Accanto a questi modelli si sta affermando una nuova generazione di builder deep-tech, spesso nati accanto a università, centri di ricerca o grandi laboratori industriali. Operano su tecnologie dure – semiconduttori, biotech, advanced manufacturing – dove i cicli di sviluppo sono lunghi e i capitali richiesti consistenti. È un ecosistema ad alta complessità, ma con una barriera d’ingresso altrettanto alta e un valore potenziale enorme.
Un’altra categoria sempre più rilevante è quella dei Corporate Venture Studio, creati direttamente da aziende per esplorare mercati emergenti come energy, mobility, fintech. Qui lo studio sfrutta asset interni, distribuzione e competenze industriali della corporate, con l’obiettivo di generare soluzioni complementari o future business unit. È un modello strategico, spesso più lento, ma con più certezza di mercato e un chiaro allineamento agli obiettivi aziendali.
Infine, ci sono le forme ibride – Betaworks è il riferimento storico – che funzionano come laboratori creativi a metà tra studio, incubatore e community. L’obiettivo non è costruire startup in serie, ma generare idee, testare velocemente e far emergere prodotti con potenziale.
La tendenza più evidente degli ultimi anni? La verticalizzazione. In un mondo dove settori come climate tech, industrial AI o biotech richiedono competenze profonde e non replicabili, gli studio specializzati stanno acquisendo sempre più valore. Non basta più “fare startup”: serve farlo dove la conoscenza tecnica diventa il vero superpotere.
Startup Studio: il panorama in Italia
E in Italia cosa succede? Il panorama degli startup studio è ancora giovane e molto eterogeneo: più che una scuola definita, esiste un insieme di modelli ibridi che riflettono la struttura – e i limiti – del nostro ecosistema.

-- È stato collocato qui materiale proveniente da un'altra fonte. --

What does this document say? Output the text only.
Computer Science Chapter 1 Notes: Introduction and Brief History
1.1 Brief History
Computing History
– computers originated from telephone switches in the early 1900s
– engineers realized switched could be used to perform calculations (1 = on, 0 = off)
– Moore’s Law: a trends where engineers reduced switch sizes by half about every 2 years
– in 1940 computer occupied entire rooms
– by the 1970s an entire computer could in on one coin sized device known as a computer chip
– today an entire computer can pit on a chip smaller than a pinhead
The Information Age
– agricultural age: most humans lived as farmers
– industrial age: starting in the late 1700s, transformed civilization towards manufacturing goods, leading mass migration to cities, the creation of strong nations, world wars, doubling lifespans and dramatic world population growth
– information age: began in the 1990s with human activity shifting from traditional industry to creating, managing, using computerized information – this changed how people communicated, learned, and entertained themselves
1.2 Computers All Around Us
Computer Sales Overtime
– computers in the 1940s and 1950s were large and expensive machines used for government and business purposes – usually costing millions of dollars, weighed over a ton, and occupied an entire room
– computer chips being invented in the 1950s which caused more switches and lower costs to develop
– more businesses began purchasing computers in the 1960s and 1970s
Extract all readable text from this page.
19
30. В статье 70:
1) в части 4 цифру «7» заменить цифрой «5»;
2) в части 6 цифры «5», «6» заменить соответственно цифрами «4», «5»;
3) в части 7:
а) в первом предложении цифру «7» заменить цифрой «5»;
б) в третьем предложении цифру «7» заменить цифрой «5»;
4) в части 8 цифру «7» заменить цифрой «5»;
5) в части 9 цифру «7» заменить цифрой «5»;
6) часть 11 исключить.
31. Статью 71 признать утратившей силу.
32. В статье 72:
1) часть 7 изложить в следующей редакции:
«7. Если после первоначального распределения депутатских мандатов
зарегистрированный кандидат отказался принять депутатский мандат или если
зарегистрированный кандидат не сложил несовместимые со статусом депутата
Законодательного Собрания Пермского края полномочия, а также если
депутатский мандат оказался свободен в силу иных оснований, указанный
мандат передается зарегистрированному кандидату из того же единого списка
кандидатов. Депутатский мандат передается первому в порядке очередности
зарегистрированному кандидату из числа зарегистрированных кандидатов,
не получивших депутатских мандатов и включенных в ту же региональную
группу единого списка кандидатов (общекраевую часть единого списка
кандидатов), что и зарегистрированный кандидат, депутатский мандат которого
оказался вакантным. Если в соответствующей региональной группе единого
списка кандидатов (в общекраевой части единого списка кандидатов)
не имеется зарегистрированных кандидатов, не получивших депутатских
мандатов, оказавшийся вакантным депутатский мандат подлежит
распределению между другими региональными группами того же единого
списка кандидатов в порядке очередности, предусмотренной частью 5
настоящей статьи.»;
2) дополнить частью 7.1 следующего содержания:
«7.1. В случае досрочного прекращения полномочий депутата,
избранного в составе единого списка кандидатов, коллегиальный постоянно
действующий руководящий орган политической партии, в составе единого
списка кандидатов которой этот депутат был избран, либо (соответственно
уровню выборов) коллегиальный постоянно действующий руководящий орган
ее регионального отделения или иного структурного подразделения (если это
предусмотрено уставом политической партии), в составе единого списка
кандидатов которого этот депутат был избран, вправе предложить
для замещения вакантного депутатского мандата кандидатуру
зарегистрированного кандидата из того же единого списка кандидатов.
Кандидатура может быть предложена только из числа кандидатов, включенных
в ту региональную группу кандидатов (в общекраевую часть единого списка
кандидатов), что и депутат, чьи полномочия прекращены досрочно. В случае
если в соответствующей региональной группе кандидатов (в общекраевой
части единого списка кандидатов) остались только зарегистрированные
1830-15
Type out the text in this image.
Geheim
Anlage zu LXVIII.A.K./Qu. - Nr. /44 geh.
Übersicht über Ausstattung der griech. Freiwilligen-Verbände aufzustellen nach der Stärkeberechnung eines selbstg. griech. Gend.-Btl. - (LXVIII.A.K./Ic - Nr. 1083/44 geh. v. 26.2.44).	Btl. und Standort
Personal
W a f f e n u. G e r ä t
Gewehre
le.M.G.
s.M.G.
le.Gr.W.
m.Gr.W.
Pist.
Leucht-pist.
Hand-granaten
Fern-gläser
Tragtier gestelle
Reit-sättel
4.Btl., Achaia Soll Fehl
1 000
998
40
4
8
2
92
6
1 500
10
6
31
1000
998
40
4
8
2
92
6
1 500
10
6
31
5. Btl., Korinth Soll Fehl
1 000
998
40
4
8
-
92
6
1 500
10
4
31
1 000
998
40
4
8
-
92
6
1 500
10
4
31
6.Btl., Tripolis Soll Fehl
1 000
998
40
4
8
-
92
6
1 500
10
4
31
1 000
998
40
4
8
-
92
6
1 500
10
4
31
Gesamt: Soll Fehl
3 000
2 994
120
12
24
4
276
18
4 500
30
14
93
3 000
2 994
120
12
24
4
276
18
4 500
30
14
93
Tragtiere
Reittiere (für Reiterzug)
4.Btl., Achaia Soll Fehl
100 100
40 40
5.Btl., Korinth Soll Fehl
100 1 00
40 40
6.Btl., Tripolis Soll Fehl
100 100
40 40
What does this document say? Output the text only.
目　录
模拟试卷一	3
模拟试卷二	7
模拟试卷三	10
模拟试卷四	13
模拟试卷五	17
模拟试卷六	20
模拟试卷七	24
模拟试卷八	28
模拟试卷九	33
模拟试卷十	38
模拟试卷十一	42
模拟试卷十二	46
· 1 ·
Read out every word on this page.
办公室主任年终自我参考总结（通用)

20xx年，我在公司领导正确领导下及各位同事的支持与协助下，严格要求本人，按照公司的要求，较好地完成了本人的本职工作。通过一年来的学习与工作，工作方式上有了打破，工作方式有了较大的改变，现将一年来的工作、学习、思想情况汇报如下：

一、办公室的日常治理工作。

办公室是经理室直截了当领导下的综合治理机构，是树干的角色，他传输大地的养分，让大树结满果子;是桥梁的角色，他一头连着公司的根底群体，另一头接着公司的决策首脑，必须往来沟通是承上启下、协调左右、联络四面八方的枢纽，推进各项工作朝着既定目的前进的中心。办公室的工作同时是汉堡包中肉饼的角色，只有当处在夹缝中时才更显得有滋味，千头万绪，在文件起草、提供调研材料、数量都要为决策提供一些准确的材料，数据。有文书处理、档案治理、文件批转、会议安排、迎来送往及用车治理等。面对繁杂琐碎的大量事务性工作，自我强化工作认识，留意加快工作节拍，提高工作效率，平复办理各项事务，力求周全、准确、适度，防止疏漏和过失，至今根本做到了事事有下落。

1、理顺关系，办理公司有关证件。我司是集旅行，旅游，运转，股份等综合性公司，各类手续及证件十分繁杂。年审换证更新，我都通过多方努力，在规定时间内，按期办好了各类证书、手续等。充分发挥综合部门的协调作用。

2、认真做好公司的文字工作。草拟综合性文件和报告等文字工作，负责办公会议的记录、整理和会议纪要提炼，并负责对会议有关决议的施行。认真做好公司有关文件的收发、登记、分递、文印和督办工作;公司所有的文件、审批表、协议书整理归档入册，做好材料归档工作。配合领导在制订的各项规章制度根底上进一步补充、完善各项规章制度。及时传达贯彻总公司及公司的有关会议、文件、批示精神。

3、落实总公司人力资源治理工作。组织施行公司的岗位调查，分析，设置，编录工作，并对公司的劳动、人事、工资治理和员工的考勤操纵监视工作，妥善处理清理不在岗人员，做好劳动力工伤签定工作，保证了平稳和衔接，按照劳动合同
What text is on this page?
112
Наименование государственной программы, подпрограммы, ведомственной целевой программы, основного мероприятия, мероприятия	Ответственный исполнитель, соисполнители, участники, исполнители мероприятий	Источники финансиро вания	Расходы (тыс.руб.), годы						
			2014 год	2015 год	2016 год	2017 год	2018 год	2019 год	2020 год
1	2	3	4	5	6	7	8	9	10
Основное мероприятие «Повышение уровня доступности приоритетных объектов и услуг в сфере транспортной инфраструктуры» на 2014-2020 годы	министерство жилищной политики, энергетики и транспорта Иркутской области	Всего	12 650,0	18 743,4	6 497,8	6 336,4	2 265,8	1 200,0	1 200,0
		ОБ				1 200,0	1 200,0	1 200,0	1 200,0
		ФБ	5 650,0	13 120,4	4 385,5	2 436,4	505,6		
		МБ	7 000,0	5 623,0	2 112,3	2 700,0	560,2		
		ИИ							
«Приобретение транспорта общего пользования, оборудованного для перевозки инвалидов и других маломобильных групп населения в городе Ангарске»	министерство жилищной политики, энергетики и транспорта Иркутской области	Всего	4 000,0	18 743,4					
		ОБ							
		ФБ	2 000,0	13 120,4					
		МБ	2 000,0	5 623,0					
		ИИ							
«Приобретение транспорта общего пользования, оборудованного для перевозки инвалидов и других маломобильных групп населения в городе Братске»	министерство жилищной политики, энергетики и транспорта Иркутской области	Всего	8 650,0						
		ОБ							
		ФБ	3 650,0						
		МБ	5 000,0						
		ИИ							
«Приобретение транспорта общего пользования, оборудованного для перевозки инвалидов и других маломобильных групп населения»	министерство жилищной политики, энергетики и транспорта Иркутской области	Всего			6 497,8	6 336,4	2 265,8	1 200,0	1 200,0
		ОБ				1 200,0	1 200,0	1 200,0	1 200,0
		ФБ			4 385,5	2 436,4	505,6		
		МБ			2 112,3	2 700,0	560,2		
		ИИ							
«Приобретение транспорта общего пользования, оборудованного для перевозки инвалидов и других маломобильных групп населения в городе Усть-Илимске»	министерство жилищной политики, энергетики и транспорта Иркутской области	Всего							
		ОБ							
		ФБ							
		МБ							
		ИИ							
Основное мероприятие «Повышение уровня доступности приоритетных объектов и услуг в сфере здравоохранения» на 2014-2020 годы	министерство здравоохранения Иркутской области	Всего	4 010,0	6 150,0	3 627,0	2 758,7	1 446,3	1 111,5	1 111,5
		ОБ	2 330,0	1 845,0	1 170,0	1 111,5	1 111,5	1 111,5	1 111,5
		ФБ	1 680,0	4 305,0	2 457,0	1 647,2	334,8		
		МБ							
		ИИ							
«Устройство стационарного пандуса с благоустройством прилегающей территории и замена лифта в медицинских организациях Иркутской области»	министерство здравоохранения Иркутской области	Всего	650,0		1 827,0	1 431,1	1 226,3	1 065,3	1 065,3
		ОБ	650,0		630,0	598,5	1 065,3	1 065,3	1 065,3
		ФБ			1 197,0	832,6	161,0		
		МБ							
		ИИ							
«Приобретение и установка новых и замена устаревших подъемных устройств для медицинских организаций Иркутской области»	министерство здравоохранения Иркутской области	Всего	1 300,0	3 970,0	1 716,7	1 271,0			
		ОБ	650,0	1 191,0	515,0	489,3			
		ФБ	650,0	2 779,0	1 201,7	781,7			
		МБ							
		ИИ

Accanto agli studio indipendenti orientati al digitale e al SaaS, che replicano in versione “light” il playbook europeo puntando su prodotto e team snelli, si stanno affermando gli studio corporate creati dalle grandi aziende per esplorare nuove linee di business in modo più agile, spesso in collaborazione con università e centri di ricerca. A questi si aggiungono i tech-transfer builder legati agli atenei, potenzialmente strategici sul deep-tech ma ancora frenati da un mercato dei capitali poco adatto a sostenere cicli di R&D lunghi, e gli studio-as-a-service, forse il modello più diffuso nel Paese: agenzie o boutique che trasformano il loro lavoro operativo in veri e propri progetti imprenditoriali, spesso con equity limitata.
Rispetto ai modelli internazionali, gli studio italiani tendono a concentrarsi su verticali con runway più breve – come SaaS e digital transformation – anche per via della minore disponibilità di capitali; inoltre il settore è fortemente influenzato da partnership pubbliche, fondi regionali e iniziative PNRR, dando vita a configurazioni ibride dove lo studio diventa il punto di incontro tra imprese, università e policy. Non mancano casi particolari, come gli studio nati da laboratori industriali o quelli che operano anche come corporate venture partner, integrando investimenti e accesso immediato a clienti.
Nel complesso, l’Italia sta ancora cercando un equilibrio tra questi modelli, ma proprio questa ibridazione – molto italiana – si sta rivelando una risorsa: meno ortodossia, più adattamento alle esigenze reali del territorio.